Si ha habido un tema estrella esta semana en nuestro país, tanto en la opinión pública como en la publicada, también por supuesto en redes sociales, ha sido el famoso master de la todavía presidenta de la Comunidad de Madrid, Cristina Cifuentes.

El asunto tenía todos los alicientes para convertirse en el culebrón mediático que está siendo: una presidenta adalid de la lucha contra la corrupción pillada, por lo que parece a todas luces, en una falsificación de un título. Y de paso el destape de todo un entramado -que no digo yo «trama» como calificó el asunto el señor Rivera en Onda Cero- de amiguísimos, chantajes y etcétera en la Universidad Rey Juan Carlos (URJC). De hecho, el líder de Ciudadanos extendió aún más la sombra de duda hablando de esclarecer si existen «otros casos como éste» en el resto de universidades públicas.

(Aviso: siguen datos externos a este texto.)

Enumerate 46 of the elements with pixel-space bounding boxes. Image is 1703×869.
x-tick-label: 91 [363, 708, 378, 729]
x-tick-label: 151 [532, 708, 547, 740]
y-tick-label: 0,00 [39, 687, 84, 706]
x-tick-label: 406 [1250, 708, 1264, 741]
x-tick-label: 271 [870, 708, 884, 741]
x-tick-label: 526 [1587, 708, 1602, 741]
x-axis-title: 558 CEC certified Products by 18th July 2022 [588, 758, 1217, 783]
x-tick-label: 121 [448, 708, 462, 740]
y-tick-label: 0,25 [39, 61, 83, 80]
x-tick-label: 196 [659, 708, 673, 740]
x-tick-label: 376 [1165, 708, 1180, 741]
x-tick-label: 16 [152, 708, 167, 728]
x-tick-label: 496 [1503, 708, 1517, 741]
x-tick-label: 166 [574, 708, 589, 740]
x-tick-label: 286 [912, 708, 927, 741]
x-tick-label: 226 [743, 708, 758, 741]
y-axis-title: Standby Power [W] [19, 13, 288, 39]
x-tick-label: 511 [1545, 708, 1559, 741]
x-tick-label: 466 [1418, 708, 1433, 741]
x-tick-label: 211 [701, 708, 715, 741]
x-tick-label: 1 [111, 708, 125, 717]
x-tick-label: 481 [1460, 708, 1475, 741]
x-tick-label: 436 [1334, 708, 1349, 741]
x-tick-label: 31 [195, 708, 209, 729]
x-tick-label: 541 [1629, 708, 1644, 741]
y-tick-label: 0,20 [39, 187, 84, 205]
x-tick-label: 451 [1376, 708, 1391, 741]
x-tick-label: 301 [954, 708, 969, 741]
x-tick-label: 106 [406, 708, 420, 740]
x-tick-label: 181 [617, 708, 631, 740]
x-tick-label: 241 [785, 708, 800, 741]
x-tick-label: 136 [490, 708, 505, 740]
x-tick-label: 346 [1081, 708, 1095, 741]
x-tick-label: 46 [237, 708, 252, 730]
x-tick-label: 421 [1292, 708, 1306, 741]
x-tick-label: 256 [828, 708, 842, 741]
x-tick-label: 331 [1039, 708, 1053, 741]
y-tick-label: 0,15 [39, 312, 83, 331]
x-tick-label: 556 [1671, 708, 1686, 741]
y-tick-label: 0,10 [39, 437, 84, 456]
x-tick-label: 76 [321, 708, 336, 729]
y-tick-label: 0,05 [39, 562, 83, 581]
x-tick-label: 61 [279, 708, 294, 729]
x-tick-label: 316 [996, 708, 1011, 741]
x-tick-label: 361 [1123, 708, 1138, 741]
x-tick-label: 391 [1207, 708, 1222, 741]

Y es ahí donde creo que radica la importancia de todo lo que está pasando en este asunto: el desprestigio generalizado de nuestro sistema universitario. Porque al final los políticos, por un motivo u otro, tienen fecha de caducidad. Pero la universidad no sólo está y estará, sino que es la base que sustenta el desarrollo de cualquier sociedad civilizada, democrática y con perspectivas de futuro. Nada más y nada menos que la formación de nuestros hijos.

Y no estoy hablando de mirar hacia otro lado, no. Sino todo lo contrario. Que se investigue, que se denuncie, que se esclarezca. Que salga a la luz cualquier situación, voy a llamarla «anómala», que pueda estar sucediendo en las universidades públicas españolas. Prefiero quedarme con la parte más positiva del «mastergate» de Cifuentes: la posibilidad de borrar cualquier rastro de dudas sobre el sistema universitario para que recupere el prestigio que no se sí algún día tuvo.

Se lo merecen tantos y tantos profesores que estos días se avergüenzan de serlo. Los alumnos que diariamente se esfuerzan en las aulas. Nos lo merecemos todos.